王姮挎着一张无比精整的小脸,圆滚滚的大眼睛里,隐约闪烁着水雾。
楼彧负手站着,白皙俊美的面容上看不出喜怒。
唯有负在身后的一只手,用力捏着另一只手上的象骨摧决。
奴婢们端来了热水。
傅母拿干净的棉布巾子沾了热水,轻轻的给王姮净手。
擦拭干净,掌心似乎看着没有那么可怖。
府医也提着药箱赶到,仔细的检查了一番,确定没有流血,只是些许擦伤。
净了手,涂上外伤药,再仔细将养两日,就能恢复如初。
府医又叮嘱了一些饮食上的忌口,偷眼去看某道颀长的身影,见对方没有吩咐,这才恭敬的退了出去。
“傅母,阿兄,你们不用担心,府医都说了,我无事!”
王姮的手,经过处理,掌心的那股灼热感,被清凉的药膏所安抚,她也就没有那么的难受。
她甚至能够扬起笑脸,安抚着身边的人。
“怎么能没事儿?手都红了!”
傅母依然心疼。
她是王姮的乳母,在她心里,九娘就是她亲生的孩儿。
就算不提情分,只看王姮从小到大是何等的尊贵、娇气,傅母也见不得她受苦。
“傅母,你还不知道我?我皮儿薄,轻轻一碰都会留下痕迹。

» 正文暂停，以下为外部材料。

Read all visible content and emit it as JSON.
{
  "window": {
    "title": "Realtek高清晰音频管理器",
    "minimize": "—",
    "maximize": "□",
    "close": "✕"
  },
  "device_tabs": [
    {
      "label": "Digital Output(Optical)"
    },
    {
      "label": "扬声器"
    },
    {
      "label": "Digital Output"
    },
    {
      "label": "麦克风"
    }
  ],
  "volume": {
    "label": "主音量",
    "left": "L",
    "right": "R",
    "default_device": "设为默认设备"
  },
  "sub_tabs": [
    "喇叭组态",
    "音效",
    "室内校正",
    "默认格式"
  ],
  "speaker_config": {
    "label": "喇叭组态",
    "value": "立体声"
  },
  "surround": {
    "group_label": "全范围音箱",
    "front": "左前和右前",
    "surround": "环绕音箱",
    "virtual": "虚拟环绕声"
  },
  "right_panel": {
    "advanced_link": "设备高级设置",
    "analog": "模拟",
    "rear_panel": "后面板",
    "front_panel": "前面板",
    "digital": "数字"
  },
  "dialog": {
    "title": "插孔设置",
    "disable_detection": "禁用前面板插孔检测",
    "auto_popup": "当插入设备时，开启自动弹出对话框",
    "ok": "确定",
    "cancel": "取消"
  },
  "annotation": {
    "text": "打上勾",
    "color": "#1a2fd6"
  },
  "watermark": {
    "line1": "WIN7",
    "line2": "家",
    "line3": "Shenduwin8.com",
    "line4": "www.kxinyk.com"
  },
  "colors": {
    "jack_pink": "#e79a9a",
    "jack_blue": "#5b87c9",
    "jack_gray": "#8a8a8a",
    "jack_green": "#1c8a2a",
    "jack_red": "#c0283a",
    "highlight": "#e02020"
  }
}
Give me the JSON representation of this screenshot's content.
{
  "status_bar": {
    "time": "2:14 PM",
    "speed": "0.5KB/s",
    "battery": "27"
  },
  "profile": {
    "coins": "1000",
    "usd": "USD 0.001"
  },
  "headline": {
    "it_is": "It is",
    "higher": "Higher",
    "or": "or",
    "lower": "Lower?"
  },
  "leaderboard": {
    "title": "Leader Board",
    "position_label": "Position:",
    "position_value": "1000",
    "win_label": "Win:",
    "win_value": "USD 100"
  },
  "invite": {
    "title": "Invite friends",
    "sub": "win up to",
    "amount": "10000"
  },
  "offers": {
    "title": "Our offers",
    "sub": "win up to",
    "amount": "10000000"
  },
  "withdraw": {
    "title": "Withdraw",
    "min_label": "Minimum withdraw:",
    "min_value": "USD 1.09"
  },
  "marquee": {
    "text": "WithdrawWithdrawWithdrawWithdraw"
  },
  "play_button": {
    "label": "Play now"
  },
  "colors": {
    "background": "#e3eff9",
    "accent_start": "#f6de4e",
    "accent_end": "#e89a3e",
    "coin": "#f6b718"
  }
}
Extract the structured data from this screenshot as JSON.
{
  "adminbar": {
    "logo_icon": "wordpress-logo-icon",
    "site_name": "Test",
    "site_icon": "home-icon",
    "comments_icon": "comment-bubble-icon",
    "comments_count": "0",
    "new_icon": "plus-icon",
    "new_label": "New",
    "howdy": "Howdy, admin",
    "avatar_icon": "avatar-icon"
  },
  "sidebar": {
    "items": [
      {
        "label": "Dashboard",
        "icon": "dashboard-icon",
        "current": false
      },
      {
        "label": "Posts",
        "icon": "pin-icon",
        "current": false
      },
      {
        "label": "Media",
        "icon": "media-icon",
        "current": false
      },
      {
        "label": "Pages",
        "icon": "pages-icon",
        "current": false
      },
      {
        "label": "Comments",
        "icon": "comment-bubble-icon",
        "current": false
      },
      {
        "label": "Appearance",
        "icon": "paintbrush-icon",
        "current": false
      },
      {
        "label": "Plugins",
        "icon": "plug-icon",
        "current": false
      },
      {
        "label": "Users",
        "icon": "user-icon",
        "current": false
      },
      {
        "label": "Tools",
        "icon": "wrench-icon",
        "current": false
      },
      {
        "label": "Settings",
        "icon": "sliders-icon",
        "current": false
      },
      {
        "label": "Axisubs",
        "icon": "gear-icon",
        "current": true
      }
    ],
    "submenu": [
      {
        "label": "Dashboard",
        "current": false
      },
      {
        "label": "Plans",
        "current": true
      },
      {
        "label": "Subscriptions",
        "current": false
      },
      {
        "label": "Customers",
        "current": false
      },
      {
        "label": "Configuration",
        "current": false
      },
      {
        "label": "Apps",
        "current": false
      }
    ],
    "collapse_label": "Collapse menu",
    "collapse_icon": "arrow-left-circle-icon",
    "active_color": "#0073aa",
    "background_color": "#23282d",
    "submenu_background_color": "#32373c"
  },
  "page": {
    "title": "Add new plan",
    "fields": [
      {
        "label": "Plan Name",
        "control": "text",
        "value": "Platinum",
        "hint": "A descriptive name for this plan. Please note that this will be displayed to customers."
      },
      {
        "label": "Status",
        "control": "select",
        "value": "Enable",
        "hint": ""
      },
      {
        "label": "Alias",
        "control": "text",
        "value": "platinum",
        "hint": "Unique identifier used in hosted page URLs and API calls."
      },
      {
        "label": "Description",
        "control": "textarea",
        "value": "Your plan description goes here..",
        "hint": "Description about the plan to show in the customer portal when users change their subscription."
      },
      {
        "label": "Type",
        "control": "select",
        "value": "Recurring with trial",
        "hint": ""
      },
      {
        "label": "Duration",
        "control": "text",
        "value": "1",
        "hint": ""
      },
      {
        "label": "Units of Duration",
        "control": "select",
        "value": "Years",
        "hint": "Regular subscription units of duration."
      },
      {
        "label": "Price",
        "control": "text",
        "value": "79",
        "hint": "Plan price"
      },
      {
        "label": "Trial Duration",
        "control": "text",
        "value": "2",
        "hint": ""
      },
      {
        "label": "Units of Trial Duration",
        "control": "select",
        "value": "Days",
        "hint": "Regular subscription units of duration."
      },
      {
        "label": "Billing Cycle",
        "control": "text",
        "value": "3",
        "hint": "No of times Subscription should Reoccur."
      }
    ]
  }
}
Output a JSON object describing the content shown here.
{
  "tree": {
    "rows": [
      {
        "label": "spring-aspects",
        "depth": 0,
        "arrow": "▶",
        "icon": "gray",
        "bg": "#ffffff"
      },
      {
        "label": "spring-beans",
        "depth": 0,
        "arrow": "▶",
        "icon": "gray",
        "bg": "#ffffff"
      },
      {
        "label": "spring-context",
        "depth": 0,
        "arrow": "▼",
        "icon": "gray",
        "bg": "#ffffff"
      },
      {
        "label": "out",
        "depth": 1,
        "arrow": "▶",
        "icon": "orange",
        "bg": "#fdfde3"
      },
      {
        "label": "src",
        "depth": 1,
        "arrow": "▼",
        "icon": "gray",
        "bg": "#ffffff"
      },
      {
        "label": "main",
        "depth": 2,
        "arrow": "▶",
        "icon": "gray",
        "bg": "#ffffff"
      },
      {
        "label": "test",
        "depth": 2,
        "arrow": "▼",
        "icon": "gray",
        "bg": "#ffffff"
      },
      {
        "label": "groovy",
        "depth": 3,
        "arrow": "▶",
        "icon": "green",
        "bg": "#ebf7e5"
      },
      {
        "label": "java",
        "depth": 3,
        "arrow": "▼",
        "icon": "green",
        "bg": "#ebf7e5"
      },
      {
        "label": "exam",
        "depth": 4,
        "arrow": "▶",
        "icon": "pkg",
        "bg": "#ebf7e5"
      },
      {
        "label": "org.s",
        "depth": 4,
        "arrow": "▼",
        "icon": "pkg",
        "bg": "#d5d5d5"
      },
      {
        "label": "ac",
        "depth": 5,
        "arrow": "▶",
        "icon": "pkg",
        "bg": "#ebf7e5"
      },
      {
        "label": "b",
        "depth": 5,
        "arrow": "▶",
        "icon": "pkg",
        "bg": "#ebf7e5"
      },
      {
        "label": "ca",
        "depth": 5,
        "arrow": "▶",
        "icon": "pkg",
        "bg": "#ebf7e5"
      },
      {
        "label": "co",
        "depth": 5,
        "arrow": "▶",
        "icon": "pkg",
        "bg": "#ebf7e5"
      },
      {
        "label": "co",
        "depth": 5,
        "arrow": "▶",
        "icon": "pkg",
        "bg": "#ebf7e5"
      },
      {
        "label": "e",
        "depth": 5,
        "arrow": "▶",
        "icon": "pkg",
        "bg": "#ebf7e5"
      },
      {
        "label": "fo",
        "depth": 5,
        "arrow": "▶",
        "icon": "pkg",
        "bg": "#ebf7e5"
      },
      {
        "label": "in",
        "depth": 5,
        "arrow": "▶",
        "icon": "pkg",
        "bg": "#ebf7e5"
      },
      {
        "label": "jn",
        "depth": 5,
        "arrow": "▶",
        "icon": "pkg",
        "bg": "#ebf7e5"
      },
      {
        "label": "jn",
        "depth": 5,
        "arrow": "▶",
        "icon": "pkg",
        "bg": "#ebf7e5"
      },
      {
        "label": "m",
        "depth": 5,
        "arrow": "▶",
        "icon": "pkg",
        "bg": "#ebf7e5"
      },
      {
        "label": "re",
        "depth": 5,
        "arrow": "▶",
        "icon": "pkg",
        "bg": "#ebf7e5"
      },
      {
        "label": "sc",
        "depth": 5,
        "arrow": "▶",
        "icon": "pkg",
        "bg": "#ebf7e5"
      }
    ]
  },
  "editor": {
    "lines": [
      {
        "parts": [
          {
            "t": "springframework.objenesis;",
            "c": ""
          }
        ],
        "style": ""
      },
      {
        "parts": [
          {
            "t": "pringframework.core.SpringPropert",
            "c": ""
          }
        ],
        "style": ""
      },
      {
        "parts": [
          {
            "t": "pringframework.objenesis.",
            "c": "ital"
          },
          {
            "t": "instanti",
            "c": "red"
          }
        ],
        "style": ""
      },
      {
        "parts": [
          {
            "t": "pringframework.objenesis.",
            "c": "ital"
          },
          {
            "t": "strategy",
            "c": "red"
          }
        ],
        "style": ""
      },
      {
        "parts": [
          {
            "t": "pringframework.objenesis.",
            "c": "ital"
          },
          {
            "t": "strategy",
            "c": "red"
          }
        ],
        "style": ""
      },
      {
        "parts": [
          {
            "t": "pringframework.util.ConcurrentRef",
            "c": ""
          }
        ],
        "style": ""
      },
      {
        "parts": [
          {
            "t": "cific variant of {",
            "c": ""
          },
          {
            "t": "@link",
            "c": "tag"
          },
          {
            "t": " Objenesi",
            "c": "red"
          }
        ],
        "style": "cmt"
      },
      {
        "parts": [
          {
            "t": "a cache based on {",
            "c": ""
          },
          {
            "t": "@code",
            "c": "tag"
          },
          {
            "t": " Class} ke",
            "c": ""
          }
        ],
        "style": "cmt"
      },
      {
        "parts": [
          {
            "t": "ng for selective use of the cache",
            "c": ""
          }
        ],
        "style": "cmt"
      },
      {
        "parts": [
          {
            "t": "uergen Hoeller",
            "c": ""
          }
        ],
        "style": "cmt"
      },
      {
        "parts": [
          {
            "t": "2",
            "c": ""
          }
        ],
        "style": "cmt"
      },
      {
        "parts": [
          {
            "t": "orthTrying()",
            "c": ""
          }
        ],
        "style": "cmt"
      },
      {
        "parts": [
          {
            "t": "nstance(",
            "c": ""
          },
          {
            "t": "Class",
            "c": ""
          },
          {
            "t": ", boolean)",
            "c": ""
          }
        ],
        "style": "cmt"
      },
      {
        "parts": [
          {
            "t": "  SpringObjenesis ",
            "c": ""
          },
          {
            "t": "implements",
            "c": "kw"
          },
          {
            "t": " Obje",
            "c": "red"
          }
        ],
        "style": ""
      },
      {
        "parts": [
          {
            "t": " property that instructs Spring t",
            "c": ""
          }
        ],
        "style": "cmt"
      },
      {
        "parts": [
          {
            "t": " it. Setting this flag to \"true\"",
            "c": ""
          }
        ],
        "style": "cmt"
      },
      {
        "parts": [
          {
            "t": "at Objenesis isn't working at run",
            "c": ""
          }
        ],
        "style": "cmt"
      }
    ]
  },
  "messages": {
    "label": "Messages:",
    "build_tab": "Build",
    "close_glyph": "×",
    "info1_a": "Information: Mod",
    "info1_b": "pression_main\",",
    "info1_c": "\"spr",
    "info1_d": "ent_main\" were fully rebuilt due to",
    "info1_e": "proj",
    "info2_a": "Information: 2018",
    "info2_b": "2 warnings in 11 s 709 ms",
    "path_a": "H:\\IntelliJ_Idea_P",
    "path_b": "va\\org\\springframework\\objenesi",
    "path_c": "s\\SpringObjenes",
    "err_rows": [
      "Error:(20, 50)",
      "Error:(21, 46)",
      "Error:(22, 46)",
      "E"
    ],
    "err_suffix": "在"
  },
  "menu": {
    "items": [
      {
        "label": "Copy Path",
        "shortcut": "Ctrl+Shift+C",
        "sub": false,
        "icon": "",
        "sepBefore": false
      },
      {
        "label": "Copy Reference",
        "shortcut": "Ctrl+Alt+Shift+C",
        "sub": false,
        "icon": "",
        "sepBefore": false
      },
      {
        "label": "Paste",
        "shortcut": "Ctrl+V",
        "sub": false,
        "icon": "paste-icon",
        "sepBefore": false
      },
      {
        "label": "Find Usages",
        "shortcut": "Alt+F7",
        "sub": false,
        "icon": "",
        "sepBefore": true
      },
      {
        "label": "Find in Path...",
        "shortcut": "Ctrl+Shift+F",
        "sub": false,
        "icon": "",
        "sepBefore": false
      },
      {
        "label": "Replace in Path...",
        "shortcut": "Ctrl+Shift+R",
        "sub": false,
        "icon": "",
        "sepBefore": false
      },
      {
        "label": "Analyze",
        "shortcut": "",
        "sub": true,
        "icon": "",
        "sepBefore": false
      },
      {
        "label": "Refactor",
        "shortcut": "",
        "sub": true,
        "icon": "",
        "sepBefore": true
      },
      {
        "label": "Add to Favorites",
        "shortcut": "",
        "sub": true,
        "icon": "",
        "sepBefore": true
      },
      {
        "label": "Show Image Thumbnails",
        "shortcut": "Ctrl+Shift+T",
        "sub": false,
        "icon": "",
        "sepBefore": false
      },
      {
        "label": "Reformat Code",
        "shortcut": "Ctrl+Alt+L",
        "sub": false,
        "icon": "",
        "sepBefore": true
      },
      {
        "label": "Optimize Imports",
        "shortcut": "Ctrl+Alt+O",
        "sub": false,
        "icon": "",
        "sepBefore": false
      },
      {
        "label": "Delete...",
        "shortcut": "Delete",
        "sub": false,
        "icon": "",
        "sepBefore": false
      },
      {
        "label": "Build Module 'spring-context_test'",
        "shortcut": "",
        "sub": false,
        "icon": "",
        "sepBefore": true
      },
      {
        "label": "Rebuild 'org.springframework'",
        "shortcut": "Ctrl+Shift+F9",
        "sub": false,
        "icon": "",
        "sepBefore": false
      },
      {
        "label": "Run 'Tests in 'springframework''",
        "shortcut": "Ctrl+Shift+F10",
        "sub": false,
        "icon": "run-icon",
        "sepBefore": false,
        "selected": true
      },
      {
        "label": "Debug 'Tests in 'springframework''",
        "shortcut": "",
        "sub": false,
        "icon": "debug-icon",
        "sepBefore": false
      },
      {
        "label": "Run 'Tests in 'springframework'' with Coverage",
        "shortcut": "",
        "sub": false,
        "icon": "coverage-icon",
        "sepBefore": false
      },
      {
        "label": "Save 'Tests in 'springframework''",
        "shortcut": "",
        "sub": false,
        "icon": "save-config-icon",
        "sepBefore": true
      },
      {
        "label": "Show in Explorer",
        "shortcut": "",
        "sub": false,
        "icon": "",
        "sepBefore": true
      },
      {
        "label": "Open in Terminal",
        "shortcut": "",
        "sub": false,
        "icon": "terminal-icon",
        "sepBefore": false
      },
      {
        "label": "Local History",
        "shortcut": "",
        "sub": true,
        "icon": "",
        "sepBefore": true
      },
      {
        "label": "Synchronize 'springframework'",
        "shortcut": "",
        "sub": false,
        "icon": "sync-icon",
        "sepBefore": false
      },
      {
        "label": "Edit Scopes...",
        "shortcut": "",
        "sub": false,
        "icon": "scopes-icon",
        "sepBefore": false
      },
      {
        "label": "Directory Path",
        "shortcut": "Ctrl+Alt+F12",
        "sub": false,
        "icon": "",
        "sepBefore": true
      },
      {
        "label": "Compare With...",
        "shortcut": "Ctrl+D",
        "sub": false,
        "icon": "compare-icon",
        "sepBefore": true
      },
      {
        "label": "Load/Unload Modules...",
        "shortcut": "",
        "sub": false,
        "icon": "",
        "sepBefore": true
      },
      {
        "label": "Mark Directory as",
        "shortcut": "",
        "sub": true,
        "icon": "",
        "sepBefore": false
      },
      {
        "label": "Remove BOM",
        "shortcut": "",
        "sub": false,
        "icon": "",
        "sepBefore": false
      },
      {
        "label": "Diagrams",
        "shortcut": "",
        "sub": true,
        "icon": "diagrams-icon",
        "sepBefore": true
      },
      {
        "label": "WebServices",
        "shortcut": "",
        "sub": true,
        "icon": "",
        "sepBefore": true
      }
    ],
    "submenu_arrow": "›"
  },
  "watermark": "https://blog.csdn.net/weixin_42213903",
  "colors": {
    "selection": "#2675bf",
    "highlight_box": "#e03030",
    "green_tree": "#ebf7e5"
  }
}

今日骑马的时候,一时没有注意,这才磨伤了。”
“只是看着可怖,并不严重。”
至少不再疼了,王姮也就有心情安慰旁人。
“还是要小心!九娘啊,以后咱们还是尽量不去参加这种击鞠赛!奴刚才可是听人说了,除了您,就连王郡君和十三娘都受了伤呢。”
傅母像个老母亲般,对着王姮絮絮叨叨。
“好!我知道了!”
王姮知道傅母是真心疼爱她,她珍惜这份“母爱”。
对于傅母的唠叨,她不会心烦,反而耐心的听着。
相较于傅母能够发泄出来的关心,某人的沉默,更让王姮心惊胆战。
这人,不会生气了吧?
怪她不该走出他给她设定的“保护圈”?
怪她不知照顾自己,还受了伤?
深夜,正寝室。
已经换成玻璃窗的窗子,并没有完全关闭,而是留了一个缝隙。
丝丝缕缕的夏日凉风,透过缝隙,吹进了房间,拂去了初夏的燥热。
吱嘎!
窗子被轻轻推开,一道黑影,翩然跃入。
他姿态轻盈,落地时没有发出丝毫的声响。
噗!
手指微弹,一粒石子精准的将榻前守夜的丫鬟送入更深的昏睡。
他缓步靠近,抬手撩起层层帐幔。
宽敞的床榻上,绝美少女已经安然入睡。